Die Depressionen des nichtkleinbürgerlichen Nichtmittelklassesubjekts

Etwas unbemerkt von einer Geschichtsschreibung der großen, alten Entwürfe und kleinen, neuen Sub-Genres ist Hip-Hop ganz generell in den letzten fünf Jahren deutlich trauriger geworden. Politisch desillusionierter und individuell mutloser.
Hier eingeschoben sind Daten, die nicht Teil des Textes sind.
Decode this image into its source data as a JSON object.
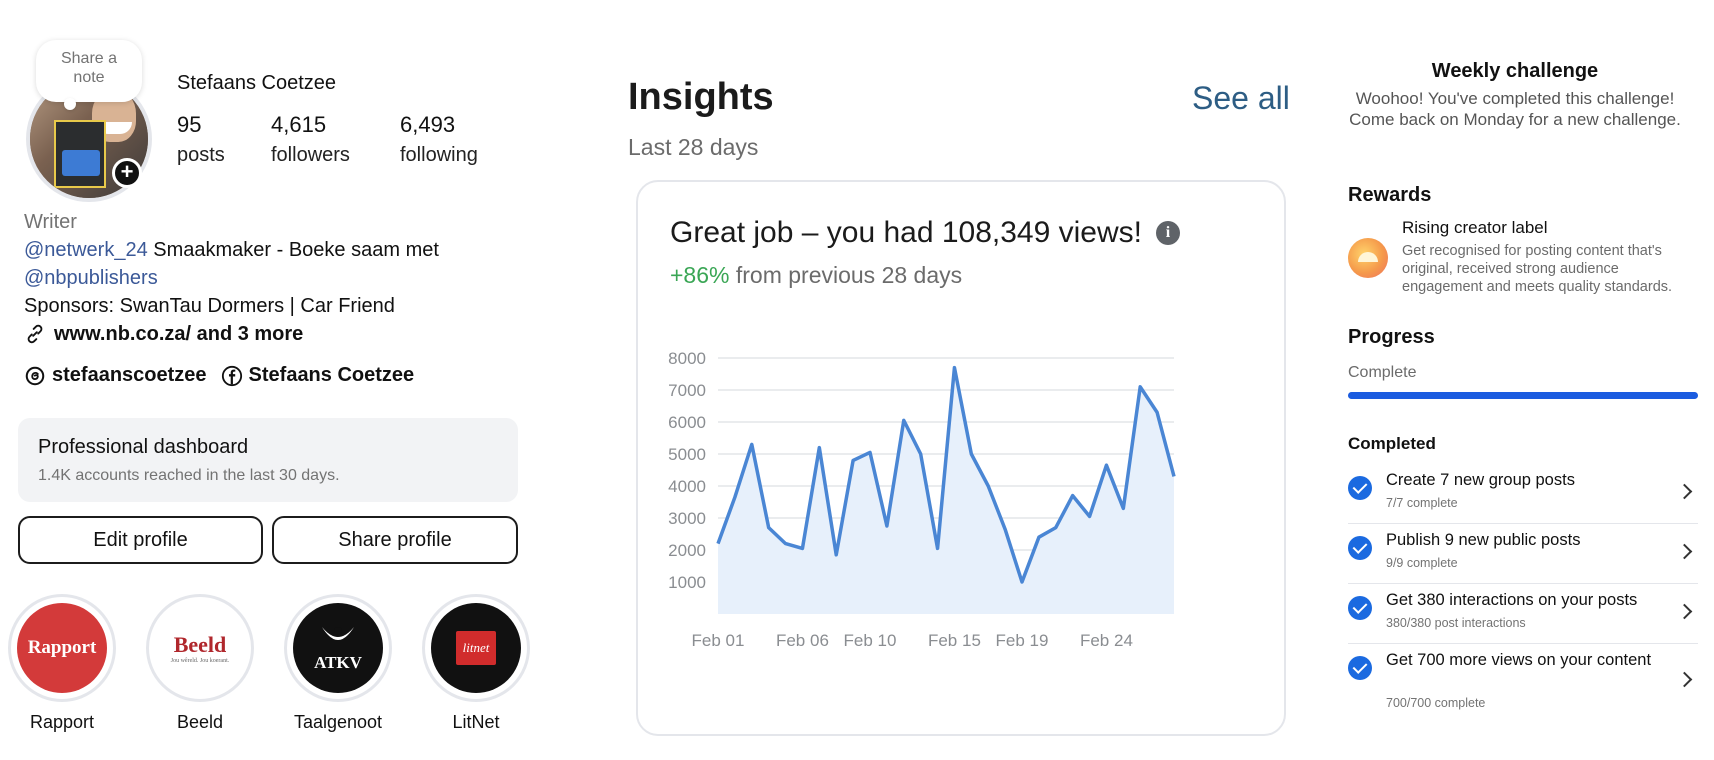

Ein gnadenloser Ernst des Lebens, eine in jeder Hinsicht verschärft ausweglose Situation in den Inner Cities der USA, begleitet von der allmählichen Abschaffung jeder Sozialpolitik, insbesondere sogenannter kompensatorischer Politik (Affirmative Action), bilden den Hintergrund einer Lage, die in ihrer bleiernen Wiederholung dieser immer gleichen Tatsachen auch den kräftigsten und jugendlichsten Figuren aufs Gemüt schlagen muß. Eine tragische Grundstimmung machte sich in letzter Zeit nicht nur bei den Dünnhäutigeren, sondern häufiger auch durch die berufsmäßig machomäßig kraftstrotzenden Gefühlskostüme hindurch bemerkbar, etwa bei den Geto Boys, auch bei Tupac. Manchmal als Sentimentalität, häufiger und nachdrücklicher als Riß und Diskontinuität im Gangsta- wie im Preacher-Selbstentwurf.
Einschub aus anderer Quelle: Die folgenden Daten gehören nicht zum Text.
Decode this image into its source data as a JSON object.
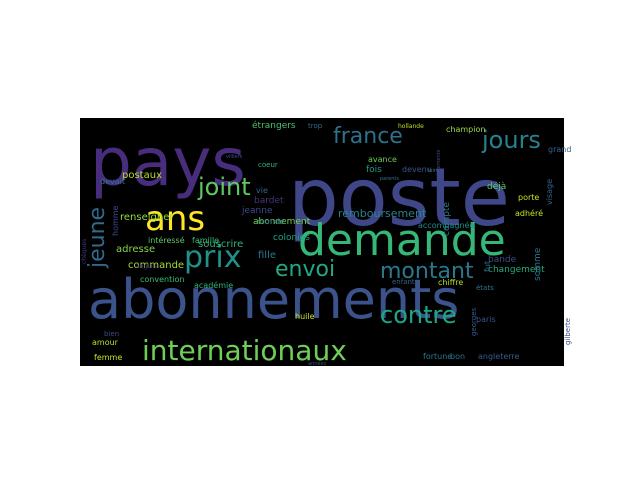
{
  "wordcloud": {
    "background": "#000000",
    "words": [
      {
        "text": "poste",
        "color": "#3f4789"
      },
      {
        "text": "abonnements",
        "color": "#3b528b"
      },
      {
        "text": "pays",
        "color": "#472d7b"
      },
      {
        "text": "demande",
        "color": "#35b779"
      },
      {
        "text": "ans",
        "color": "#fde725"
      },
      {
        "text": "internationaux",
        "color": "#6ece58"
      },
      {
        "text": "contre",
        "color": "#20a486"
      },
      {
        "text": "france",
        "color": "#2c728e"
      },
      {
        "text": "jours",
        "color": "#26828e"
      },
      {
        "text": "joint",
        "color": "#5ec962"
      },
      {
        "text": "prix",
        "color": "#21918c"
      },
      {
        "text": "envoi",
        "color": "#22a884"
      },
      {
        "text": "montant",
        "color": "#2a788e"
      },
      {
        "text": "jeune",
        "color": "#31688e"
      },
      {
        "text": "remboursement",
        "color": "#26828e"
      },
      {
        "text": "renseigner",
        "color": "#95d840"
      },
      {
        "text": "postaux",
        "color": "#b5de2b"
      },
      {
        "text": "abonnement",
        "color": "#7ad151"
      },
      {
        "text": "étrangers",
        "color": "#4ac16d"
      },
      {
        "text": "souscrire",
        "color": "#2fb47c"
      },
      {
        "text": "colonies",
        "color": "#1fa088"
      },
      {
        "text": "commande",
        "color": "#a8db34"
      },
      {
        "text": "adresse",
        "color": "#84d44b"
      },
      {
        "text": "intéressé",
        "color": "#5ec962"
      },
      {
        "text": "famille",
        "color": "#3bbb75"
      },
      {
        "text": "fille",
        "color": "#2a788e"
      },
      {
        "text": "jeanne",
        "color": "#3e4a89"
      },
      {
        "text": "bardet",
        "color": "#46327e"
      },
      {
        "text": "vie",
        "color": "#31688e"
      },
      {
        "text": "fois",
        "color": "#1f9a8a"
      },
      {
        "text": "compte",
        "color": "#2a788e"
      },
      {
        "text": "déjà",
        "color": "#5ec962"
      },
      {
        "text": "porte",
        "color": "#d0e11c"
      },
      {
        "text": "devenu",
        "color": "#3b528b"
      },
      {
        "text": "avance",
        "color": "#6ece58"
      },
      {
        "text": "champion",
        "color": "#95d840"
      },
      {
        "text": "visage",
        "color": "#33638d"
      },
      {
        "text": "adhéré",
        "color": "#cae11f"
      },
      {
        "text": "accompagnée",
        "color": "#228c8d"
      },
      {
        "text": "bande",
        "color": "#3e4c8a"
      },
      {
        "text": "changement",
        "color": "#23a983"
      },
      {
        "text": "somme",
        "color": "#2d708e"
      },
      {
        "text": "huile",
        "color": "#cae11f"
      },
      {
        "text": "fut",
        "color": "#2d708e"
      },
      {
        "text": "fortune",
        "color": "#2a788e"
      },
      {
        "text": "angleterre",
        "color": "#375a8c"
      },
      {
        "text": "paris",
        "color": "#3b528b"
      },
      {
        "text": "chiffre",
        "color": "#b5de2b"
      },
      {
        "text": "monde",
        "color": "#2a788e"
      },
      {
        "text": "académie",
        "color": "#2fb47c"
      },
      {
        "text": "convention",
        "color": "#3bbb75"
      },
      {
        "text": "amour",
        "color": "#b5de2b"
      },
      {
        "text": "femme",
        "color": "#cae11f"
      },
      {
        "text": "homme",
        "color": "#3e4989"
      },
      {
        "text": "bon",
        "color": "#2c728e"
      },
      {
        "text": "grand",
        "color": "#33638d"
      },
      {
        "text": "devait",
        "color": "#2c728e"
      },
      {
        "text": "coeur",
        "color": "#2fb47c"
      },
      {
        "text": "trop",
        "color": "#31688e"
      },
      {
        "text": "enfants",
        "color": "#33638d"
      },
      {
        "text": "états",
        "color": "#2a788e"
      },
      {
        "text": "gilberte",
        "color": "#3e4a89"
      },
      {
        "text": "chèques",
        "color": "#443a83"
      },
      {
        "text": "georges",
        "color": "#375a8c"
      },
      {
        "text": "hollande",
        "color": "#c2df23"
      },
      {
        "text": "villiers",
        "color": "#3b528b"
      },
      {
        "text": "bien",
        "color": "#3e4a89"
      },
      {
        "text": "anglais",
        "color": "#46327e"
      },
      {
        "text": "années",
        "color": "#3e4a89"
      },
      {
        "text": "loin",
        "color": "#2a788e"
      },
      {
        "text": "parents",
        "color": "#2c728e"
      },
      {
        "text": "règlements",
        "color": "#3e4a89"
      }
    ]
  }
}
Mit dieser neuen Mobb Deep (Hell On Earth, Loud/RCA/BMG 1996) hat dieses Lebensgefühl einen neuen Ton gefunden. Es erinnert an den Schritt von New Wave zu Joy Division. Viele haben Joy Division am Anfang als bürgerlich-pubertäre Romantik mißverstanden, nicht als den ersten Niederschlag eines postindustriellen Ex-Working-Class-Blues. Bei Mobb Deep erscheint auch Apokalyptik nicht in erster Linie als Ideologie oder Verschwörungstheorie, sondern als Lebensgefühl von sich in Asphaltpfützen spiegelnden großen Ratlosen. Das Medium ist Musik: Klare Klangfarben-Disziplin, keine Bläser, Gitarren, sondern stattdessen eigenartig komprimierte und digital bearbeitete Streicher und zurückgenommene E-Pianos bestimmen den Sound. Diese vom Keyboard elektronisch abgerufenen Streicher-Schlieren liegen fast durchgängig unter den zwar manchmal immer noch comichaft und stereotyp aufzählenden, aber superernst beschworenen Balladen von Bleakness und Blues.
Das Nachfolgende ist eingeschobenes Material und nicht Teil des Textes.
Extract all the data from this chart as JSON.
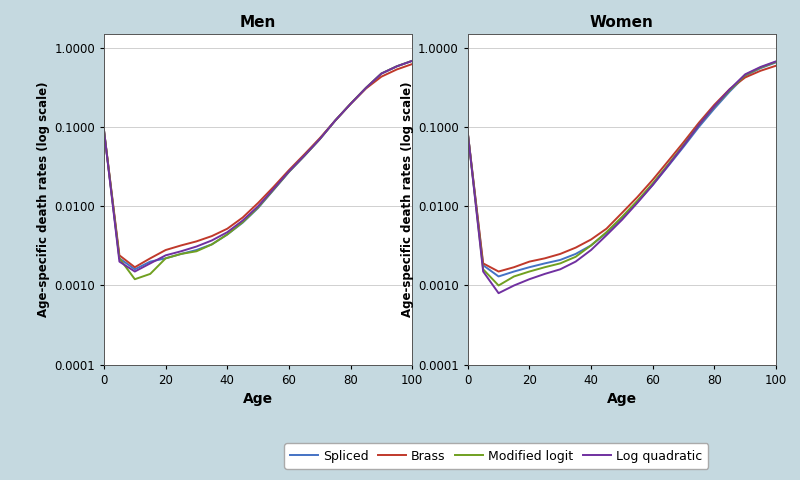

Ein Track wie „ Can’t Get Enough Of It“ mit seinen klaustrophob knisternden Geigen weit hinten und den trocken die Enge des Vordergrunds ausfüllenden Raps ist von dem an happy Hedonismus erinnernden Songtitel so denkbar weit weg wie damals De La Soul von Goldketten. „G.O.D. Pt. III“, vermutlich sowas wie der Hit, verdichtet Material und Methode dieser tristen, durchaus erschütternden Platte zu einer Hymne, die – wie beste Popmusik das immer konnte – ein zeitgenössisches Gefühl auf den Punkt bringt, bevor es einen Namen und einen entmündigenden Diskurs dazu gibt. Love will tear us apart.